Ashley mengatakan siapa pun dengan gejala COVID-19 harus berkonsultasi dengan dokter umum atau Healthline mereka, lalu tetap tinggal di rumah.

Perdana Menteri Jacinda Ardern juga mengatakan bahwa catatan 100 hari tidak mengurangi ancaman gelombang kedua COVID-19. Menurutnya, meski belum ada negara lain dengan catatan seperti Selandia Baru, mereka tidak boleh berpuas diri. Dia pun menekankan bahwa Selandia Baru masih harus mengelola perbatasannya dengan sangat hati-hati dan masyarakat harus tetap waspada.

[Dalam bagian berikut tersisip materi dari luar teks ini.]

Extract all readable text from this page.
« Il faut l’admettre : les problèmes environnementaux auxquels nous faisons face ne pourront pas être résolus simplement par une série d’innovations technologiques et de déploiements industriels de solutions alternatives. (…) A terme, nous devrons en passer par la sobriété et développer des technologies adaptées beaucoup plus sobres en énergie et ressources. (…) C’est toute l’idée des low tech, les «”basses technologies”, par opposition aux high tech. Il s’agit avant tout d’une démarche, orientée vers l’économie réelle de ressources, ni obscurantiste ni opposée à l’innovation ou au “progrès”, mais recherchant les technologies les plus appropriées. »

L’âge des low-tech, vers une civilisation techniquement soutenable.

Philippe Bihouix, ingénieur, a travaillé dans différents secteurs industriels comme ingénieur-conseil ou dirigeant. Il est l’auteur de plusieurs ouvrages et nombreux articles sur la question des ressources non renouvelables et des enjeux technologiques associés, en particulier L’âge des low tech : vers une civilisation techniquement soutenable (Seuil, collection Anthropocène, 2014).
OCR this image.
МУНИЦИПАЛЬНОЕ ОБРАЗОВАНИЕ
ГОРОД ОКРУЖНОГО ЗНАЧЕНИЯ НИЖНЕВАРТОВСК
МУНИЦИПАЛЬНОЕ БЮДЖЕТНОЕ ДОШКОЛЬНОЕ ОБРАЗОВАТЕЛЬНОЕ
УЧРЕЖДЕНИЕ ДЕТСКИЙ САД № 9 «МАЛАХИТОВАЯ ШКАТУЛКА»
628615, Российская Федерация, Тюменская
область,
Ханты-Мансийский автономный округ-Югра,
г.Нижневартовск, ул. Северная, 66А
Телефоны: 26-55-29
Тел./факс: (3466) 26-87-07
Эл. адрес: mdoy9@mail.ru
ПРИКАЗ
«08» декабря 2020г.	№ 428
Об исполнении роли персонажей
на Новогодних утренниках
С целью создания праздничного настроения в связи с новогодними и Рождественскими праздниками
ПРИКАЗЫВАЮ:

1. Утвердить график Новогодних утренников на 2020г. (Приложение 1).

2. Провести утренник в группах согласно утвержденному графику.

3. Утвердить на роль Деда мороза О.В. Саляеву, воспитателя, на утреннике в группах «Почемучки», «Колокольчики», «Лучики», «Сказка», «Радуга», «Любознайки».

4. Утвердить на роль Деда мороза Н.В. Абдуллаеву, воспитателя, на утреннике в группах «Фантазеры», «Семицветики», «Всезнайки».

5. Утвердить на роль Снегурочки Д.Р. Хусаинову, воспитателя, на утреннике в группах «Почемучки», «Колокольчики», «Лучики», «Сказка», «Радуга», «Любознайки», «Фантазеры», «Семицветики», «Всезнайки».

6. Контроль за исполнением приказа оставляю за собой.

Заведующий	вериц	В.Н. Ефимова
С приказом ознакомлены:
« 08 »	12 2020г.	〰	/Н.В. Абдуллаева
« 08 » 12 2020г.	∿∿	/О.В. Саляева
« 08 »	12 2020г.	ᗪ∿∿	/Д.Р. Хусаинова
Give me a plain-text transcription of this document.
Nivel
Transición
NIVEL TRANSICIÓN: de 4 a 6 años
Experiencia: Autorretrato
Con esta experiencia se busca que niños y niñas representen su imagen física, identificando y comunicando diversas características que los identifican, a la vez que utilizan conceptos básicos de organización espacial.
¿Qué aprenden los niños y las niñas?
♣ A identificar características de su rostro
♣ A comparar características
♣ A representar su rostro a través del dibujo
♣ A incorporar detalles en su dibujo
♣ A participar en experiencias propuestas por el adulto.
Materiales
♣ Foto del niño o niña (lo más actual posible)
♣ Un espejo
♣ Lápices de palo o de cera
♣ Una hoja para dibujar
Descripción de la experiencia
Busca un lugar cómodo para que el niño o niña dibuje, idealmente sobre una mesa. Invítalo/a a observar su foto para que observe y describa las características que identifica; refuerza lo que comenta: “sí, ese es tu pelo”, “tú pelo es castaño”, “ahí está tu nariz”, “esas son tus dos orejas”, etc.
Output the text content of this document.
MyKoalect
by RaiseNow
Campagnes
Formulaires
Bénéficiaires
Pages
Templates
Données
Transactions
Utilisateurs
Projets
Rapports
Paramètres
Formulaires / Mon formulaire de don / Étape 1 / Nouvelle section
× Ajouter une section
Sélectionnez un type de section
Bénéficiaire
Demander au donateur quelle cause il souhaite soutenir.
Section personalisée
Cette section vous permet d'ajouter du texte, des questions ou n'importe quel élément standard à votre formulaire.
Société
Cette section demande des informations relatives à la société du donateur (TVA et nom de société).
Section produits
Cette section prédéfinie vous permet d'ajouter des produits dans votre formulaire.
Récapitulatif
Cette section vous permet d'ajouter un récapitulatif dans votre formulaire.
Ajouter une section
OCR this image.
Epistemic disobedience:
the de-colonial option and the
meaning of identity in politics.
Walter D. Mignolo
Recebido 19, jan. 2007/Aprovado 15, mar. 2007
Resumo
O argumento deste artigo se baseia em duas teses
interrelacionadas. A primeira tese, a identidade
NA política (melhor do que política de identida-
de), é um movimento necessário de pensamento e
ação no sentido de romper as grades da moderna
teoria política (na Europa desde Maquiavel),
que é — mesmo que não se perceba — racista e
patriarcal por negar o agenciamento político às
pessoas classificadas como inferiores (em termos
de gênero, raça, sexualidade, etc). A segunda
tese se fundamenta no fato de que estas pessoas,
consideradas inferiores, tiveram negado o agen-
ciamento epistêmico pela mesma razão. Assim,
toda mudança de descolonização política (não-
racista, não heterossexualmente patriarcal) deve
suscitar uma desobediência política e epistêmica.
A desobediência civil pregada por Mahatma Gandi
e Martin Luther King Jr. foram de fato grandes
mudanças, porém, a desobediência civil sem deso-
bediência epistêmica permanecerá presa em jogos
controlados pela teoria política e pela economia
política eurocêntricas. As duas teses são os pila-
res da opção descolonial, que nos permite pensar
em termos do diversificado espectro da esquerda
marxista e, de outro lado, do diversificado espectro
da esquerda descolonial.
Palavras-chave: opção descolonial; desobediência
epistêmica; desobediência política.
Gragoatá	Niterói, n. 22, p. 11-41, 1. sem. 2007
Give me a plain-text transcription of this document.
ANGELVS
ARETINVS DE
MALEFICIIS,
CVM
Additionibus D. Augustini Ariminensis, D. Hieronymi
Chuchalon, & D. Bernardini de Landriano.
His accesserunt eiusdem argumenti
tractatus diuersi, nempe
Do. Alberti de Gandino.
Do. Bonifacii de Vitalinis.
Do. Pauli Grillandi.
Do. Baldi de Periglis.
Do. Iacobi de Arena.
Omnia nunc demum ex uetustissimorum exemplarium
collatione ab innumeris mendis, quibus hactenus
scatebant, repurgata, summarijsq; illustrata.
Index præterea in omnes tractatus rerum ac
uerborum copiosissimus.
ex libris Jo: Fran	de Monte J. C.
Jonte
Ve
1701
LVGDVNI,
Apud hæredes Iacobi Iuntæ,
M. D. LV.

Sementara itu, dikutip dari Time, Minggu (9/8), hidup telah kembali normal di negara kepulauan Pasifik berpenduduk lima juta jiwa itu. Warga Selandia Baru sudah menghadiri pertandingan rugby di stadion yang penuh sesak, ada pula yang sudah duduk di bar dan restoran tanpa takut terinfeksi.

Namun, ada pula orang-orang yang khawatir kalau Selandia Baru mungkin terlena dan tidak mempersiapkan diri dengan cukup baik terkait wabah tersebut di masa depan. Sehingga dikhawatirkan virus akan kembali muncul.

“Sains yang bagus dan kepemimpinan politik yang hebat telah menciptakan perbedaan,” kata profesor Michael Baker, seorang ahli epidemiologi di Universitas Otago. “Jika Anda melihat ke seluruh dunia pada negara-negara yang berhasil menangani pandemi, biasanya ada kombinasi itu.”

Sejak awal, Selandia Baru menjalankan strategi berani untuk memberantas virus ketimbang hanya menekan penyebarannya. Baker mengatakan negara-negara lain semakin ingin mencari jawaban dari kebijakan efektif Selandia Baru.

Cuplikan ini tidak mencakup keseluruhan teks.